Most protests seeking to throw out ballots were dismissed by election officials for lack of evidence or set aside until after the election. It was early December before GOP Gov. Pat McCrory conceded the election to Democrat Roy Cooper, who won by a little over 10,000 votes of the more than 4.7 million ballots cast.

The proposal would adjust the forms protesters must file, force them to reveal any outside legal help they received and tell them that filing a false claim is subject to perjury laws and a possible low-grade felony. The form also makes clear it shouldn’t be used to challenge individual voter registrations or irregularities that wouldn’t affect the outcome of an election.

Some speakers Monday represented a group that previously called on state and federal officials to investigate McCrory’s campaign and the state Republican Party for the protests. Democracy North Carolina leader Bob Hall praised the proposed protest changes, saying McCrory’s campaign and its allies abused the system and besmirched voters identified in the protests with baseless accusations of illegal voting.

“Highly partisan agents capitalized on problems with the protest form to accuse hundreds of innocent voters with voter fraud in order to delay the official canvass for weeks,” Hall told the attorneys, citing his group’s report, which included interviews with wrongly accused voters.

Republicans and McCrory’s team have defended the protest filings as legitimate complaints that led county and state election board members to scrutinize voter rolls.
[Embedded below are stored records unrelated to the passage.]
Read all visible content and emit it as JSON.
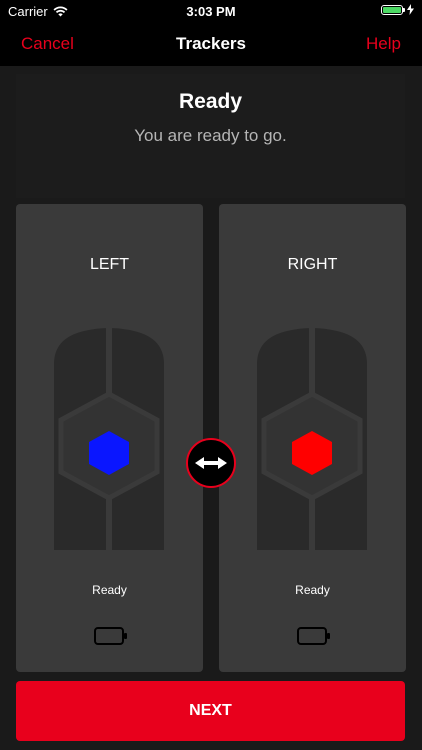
{
  "status_bar": {
    "carrier": "Carrier",
    "time": "3:03 PM"
  },
  "nav": {
    "cancel_label": "Cancel",
    "title": "Trackers",
    "help_label": "Help"
  },
  "header": {
    "title": "Ready",
    "subtitle": "You are ready to go."
  },
  "trackers": [
    {
      "label": "LEFT",
      "status": "Ready",
      "color": "#0a16ff"
    },
    {
      "label": "RIGHT",
      "status": "Ready",
      "color": "#ff0000"
    }
  ],
  "next_label": "NEXT",
  "colors": {
    "accent": "#e8001c",
    "card": "#3a3a3a",
    "background": "#1a1a1a"
  }
}
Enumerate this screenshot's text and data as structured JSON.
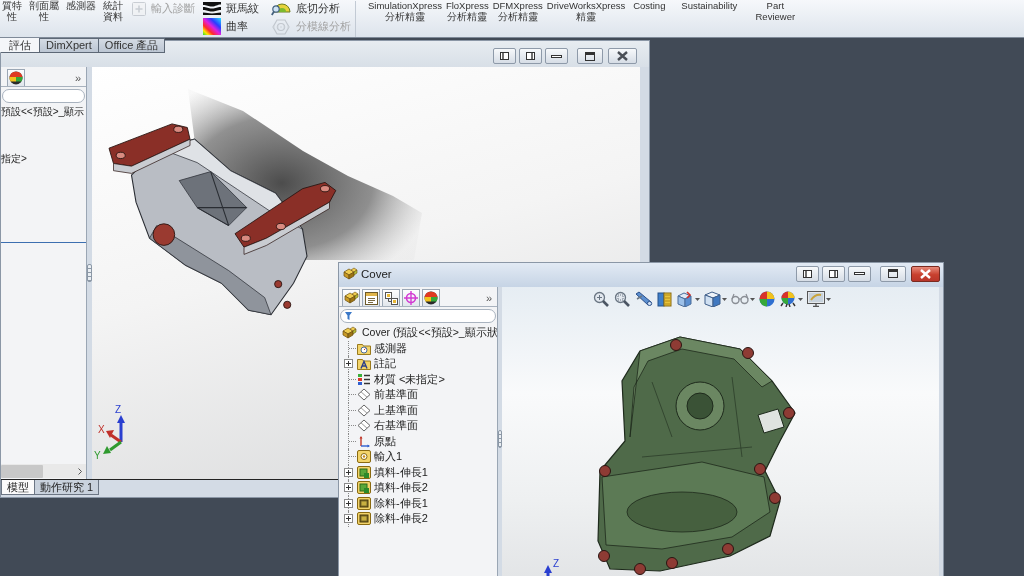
{
  "ribbon": {
    "left_buttons": [
      {
        "lines": [
          "質特",
          "性"
        ]
      },
      {
        "lines": [
          "剖面屬",
          "性"
        ]
      },
      {
        "lines": [
          "感測器"
        ]
      },
      {
        "lines": [
          "統計",
          "資料"
        ]
      }
    ],
    "tool_columns": [
      [
        {
          "kind": "import-diagnostics",
          "label": "輸入診斷",
          "disabled": true
        }
      ],
      [
        {
          "kind": "zebra",
          "label": "斑馬紋",
          "disabled": false
        },
        {
          "kind": "curvature",
          "label": "曲率",
          "disabled": false
        }
      ],
      [
        {
          "kind": "undercut",
          "label": "底切分析",
          "disabled": false
        },
        {
          "kind": "parting-line",
          "label": "分模線分析",
          "disabled": true
        }
      ]
    ],
    "right_buttons": [
      {
        "lines": [
          "SimulationXpress",
          "分析精靈"
        ]
      },
      {
        "lines": [
          "FloXpress",
          "分析精靈"
        ]
      },
      {
        "lines": [
          "DFMXpress",
          "分析精靈"
        ]
      },
      {
        "lines": [
          "DriveWorksXpress",
          "精靈"
        ]
      },
      {
        "lines": [
          "Costing"
        ]
      },
      {
        "lines": [
          "Sustainability"
        ]
      },
      {
        "lines": [
          "Part",
          "Reviewer"
        ]
      }
    ],
    "tabs": [
      {
        "label": "評估",
        "selected": true
      },
      {
        "label": "DimXpert",
        "selected": false
      },
      {
        "label": "Office 產品",
        "selected": false
      }
    ]
  },
  "left_window": {
    "active": false,
    "panel_tabs": [
      {
        "kind": "display-manager"
      }
    ],
    "panel_overflow": "»",
    "tree": [
      {
        "label": "預設<<預設>_顯示"
      },
      {
        "label": "指定>"
      }
    ],
    "bottom_tabs": [
      {
        "label": "模型",
        "selected": true
      },
      {
        "label": "動作研究 1",
        "selected": false
      }
    ],
    "triad_labels": [
      "Z",
      "X",
      "Y"
    ]
  },
  "cover_window": {
    "title": "Cover",
    "active": true,
    "panel_tabs": [
      {
        "kind": "feature-manager"
      },
      {
        "kind": "property-manager"
      },
      {
        "kind": "configuration-manager"
      },
      {
        "kind": "dimxpert"
      },
      {
        "kind": "display-manager"
      }
    ],
    "panel_overflow": "»",
    "tree": [
      {
        "kind": "part",
        "label": "Cover (預設<<預設>_顯示狀",
        "expandable": false
      },
      {
        "kind": "sensors",
        "label": "感測器",
        "expandable": false
      },
      {
        "kind": "annotations",
        "label": "註記",
        "expandable": true
      },
      {
        "kind": "material",
        "label": "材質 <未指定>",
        "expandable": false
      },
      {
        "kind": "plane",
        "label": "前基準面",
        "expandable": false
      },
      {
        "kind": "plane",
        "label": "上基準面",
        "expandable": false
      },
      {
        "kind": "plane",
        "label": "右基準面",
        "expandable": false
      },
      {
        "kind": "origin",
        "label": "原點",
        "expandable": false
      },
      {
        "kind": "imported",
        "label": "輸入1",
        "expandable": false
      },
      {
        "kind": "boss",
        "label": "填料-伸長1",
        "expandable": true
      },
      {
        "kind": "boss",
        "label": "填料-伸長2",
        "expandable": true
      },
      {
        "kind": "cut",
        "label": "除料-伸長1",
        "expandable": true
      },
      {
        "kind": "cut",
        "label": "除料-伸長2",
        "expandable": true
      }
    ],
    "view_tools": [
      {
        "kind": "zoom-fit",
        "dropdown": false
      },
      {
        "kind": "zoom-area",
        "dropdown": false
      },
      {
        "kind": "previous-view",
        "dropdown": false
      },
      {
        "kind": "section-view",
        "dropdown": false
      },
      {
        "kind": "view-orientation",
        "dropdown": true
      },
      {
        "kind": "display-style",
        "dropdown": true
      },
      {
        "kind": "hide-show",
        "dropdown": true
      },
      {
        "kind": "appearance",
        "dropdown": false
      },
      {
        "kind": "scene",
        "dropdown": true
      },
      {
        "kind": "view-settings",
        "dropdown": true
      }
    ],
    "triad_labels": [
      "Z"
    ]
  }
}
Most of the voter challenges alleged that ballots had been cast by convicted felons, dead people or those who voted in another state.

State Republican Party Executive Director Dallas Woodhouse told the lawyers the rules changes exceed the board’s powers as set in state law and would stifle ordinary people seeking to ensure lawful voting occurs.
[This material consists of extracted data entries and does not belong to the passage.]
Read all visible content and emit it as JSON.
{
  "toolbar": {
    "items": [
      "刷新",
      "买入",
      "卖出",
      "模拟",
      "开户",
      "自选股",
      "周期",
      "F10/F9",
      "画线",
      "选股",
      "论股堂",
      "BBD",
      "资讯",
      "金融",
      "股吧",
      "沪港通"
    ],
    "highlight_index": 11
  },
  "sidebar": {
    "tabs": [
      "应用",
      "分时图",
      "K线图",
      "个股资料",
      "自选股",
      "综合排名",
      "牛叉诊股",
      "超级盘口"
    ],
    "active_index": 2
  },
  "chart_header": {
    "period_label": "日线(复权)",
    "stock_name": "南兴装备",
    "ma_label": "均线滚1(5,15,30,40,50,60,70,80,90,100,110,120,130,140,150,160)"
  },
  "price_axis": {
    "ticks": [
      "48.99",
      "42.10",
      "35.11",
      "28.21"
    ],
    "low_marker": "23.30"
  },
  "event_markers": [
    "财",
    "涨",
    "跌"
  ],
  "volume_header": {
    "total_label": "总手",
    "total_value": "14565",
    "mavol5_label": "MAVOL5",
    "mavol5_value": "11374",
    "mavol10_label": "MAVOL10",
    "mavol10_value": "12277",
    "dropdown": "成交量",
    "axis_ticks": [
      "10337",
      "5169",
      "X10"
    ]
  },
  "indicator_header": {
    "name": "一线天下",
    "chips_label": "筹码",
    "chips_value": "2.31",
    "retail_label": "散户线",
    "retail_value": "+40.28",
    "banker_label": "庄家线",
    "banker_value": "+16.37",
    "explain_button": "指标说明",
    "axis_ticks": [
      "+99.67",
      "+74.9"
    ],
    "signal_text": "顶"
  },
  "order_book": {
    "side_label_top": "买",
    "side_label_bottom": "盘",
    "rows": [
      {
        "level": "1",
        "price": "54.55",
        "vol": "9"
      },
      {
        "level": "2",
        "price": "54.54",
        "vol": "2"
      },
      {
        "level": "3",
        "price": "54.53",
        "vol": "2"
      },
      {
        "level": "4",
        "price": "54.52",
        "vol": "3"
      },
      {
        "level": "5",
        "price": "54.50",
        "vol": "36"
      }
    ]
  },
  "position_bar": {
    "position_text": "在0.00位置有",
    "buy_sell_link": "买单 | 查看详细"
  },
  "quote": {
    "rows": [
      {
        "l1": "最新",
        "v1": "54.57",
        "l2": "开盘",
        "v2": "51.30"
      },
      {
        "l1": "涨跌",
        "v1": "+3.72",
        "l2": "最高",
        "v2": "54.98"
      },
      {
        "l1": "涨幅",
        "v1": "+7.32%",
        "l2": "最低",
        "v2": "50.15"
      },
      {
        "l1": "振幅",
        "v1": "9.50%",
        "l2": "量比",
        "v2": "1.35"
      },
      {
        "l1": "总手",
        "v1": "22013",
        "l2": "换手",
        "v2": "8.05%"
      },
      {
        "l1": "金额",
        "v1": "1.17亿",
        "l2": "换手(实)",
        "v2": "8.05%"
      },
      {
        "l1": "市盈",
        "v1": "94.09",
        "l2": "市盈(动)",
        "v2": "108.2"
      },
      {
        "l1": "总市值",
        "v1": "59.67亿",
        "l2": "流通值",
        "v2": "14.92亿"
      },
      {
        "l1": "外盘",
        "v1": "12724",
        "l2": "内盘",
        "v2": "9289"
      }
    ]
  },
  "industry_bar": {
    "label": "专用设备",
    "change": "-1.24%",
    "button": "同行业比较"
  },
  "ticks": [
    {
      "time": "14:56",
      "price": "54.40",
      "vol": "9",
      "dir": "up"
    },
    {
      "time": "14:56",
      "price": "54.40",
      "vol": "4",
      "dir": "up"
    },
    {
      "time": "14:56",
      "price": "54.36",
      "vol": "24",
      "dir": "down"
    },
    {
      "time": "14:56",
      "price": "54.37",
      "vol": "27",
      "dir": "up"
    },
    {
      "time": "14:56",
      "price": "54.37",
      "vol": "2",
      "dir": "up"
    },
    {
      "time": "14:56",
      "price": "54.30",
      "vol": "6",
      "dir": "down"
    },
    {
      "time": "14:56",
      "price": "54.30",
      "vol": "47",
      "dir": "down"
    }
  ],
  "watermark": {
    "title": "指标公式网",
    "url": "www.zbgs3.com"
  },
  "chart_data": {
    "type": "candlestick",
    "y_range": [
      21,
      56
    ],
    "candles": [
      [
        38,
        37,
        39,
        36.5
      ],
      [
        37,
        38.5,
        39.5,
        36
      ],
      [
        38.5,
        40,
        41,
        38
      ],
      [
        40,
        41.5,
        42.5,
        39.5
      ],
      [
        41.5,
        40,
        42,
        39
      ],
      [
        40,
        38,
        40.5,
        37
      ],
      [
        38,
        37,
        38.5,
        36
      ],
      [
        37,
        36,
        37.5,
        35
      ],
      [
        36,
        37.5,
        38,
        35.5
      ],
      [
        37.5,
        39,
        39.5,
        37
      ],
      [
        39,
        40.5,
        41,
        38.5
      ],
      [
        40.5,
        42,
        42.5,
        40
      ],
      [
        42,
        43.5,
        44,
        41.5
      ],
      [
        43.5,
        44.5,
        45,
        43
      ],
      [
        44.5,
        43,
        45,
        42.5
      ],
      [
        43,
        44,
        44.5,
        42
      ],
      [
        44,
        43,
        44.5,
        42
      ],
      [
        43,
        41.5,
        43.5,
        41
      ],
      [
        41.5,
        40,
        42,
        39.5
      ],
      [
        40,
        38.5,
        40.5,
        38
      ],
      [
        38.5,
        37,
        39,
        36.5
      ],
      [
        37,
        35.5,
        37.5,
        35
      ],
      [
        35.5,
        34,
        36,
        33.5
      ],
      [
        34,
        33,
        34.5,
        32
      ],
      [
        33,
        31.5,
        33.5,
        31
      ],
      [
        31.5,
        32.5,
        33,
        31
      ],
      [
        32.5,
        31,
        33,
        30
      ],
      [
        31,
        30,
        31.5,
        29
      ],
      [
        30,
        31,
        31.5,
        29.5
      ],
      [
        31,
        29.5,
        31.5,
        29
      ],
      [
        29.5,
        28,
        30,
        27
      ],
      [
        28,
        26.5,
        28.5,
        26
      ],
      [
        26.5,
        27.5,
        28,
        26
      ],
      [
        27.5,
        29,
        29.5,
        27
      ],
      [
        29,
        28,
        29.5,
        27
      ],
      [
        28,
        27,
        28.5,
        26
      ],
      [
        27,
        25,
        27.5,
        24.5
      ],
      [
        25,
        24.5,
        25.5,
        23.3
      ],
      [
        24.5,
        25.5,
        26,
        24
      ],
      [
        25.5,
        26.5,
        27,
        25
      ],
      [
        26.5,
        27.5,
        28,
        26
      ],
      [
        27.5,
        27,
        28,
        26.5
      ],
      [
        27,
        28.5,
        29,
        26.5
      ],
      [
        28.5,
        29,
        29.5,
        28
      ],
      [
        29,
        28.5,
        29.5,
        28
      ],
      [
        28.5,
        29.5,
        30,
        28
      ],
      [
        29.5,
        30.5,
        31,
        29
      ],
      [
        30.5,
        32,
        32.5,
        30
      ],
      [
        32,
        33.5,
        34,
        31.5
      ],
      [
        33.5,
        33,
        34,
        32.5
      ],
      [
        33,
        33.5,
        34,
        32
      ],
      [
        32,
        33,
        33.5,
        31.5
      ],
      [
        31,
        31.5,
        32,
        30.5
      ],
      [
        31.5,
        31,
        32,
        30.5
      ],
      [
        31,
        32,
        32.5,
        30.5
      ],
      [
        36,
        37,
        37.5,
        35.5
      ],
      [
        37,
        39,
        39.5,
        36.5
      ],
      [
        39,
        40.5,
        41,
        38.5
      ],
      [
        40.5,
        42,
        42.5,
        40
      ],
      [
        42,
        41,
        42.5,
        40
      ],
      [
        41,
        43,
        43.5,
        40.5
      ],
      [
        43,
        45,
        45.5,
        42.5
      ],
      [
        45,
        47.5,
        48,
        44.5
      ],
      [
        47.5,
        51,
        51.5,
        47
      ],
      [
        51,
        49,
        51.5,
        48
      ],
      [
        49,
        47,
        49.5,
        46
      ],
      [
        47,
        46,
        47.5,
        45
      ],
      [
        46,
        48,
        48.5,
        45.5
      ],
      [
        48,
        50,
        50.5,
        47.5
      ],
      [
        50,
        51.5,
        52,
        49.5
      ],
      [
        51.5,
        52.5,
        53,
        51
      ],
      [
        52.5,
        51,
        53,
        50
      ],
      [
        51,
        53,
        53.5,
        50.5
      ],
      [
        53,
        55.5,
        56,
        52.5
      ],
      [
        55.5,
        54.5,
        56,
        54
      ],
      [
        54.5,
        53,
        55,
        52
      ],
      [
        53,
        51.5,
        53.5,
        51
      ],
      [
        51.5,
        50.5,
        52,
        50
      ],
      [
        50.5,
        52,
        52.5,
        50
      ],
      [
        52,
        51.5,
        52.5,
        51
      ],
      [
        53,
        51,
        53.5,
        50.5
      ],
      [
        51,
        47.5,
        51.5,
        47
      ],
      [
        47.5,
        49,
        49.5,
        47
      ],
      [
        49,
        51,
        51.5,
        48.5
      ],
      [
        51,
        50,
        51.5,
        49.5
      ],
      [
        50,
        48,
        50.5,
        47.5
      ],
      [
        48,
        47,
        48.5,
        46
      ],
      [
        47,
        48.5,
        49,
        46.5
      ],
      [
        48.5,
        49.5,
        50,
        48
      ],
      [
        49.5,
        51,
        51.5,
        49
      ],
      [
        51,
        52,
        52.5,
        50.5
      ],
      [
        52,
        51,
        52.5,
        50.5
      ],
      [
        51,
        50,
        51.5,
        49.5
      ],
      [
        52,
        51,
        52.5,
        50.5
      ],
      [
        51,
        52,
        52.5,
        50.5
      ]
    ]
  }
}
“The process actually worked last year,” said Tom Stark, a Republican attorney who filed a separate protest over the tabulation of more than 90,000 early votes in Durham County. “This set of rules presents a tightening that has the effect of chilling the whole process and is inappropriate.”

State election officials said in April that their audit of last fall’s elections determined about 500 ineligible voters cast ballots, the vast majority of them active felons. The report didn’t include any evidence of coordinated fraud, and election officials would seek to improve electronic methods to check on the criminal status of people registering to vote.

More than 1,000 written comments on the rules already had been filed on top of the more than a dozen speakers at the hearing before Monday’s public comment deadline. Other proposed changes address election precinct observers, curbside voting and the state board executive director’s powers during natural disasters.

Staff will now aggregate the responses for the board, which will decide whether changes should advance to a state rule-making panel for final approval. That will have to wait until an actual board is seated. Cooper and the Republican-controlled legislature are currently fighting in court over whether a law creating a new eight-member panel for elections and ethics matters is constitutional.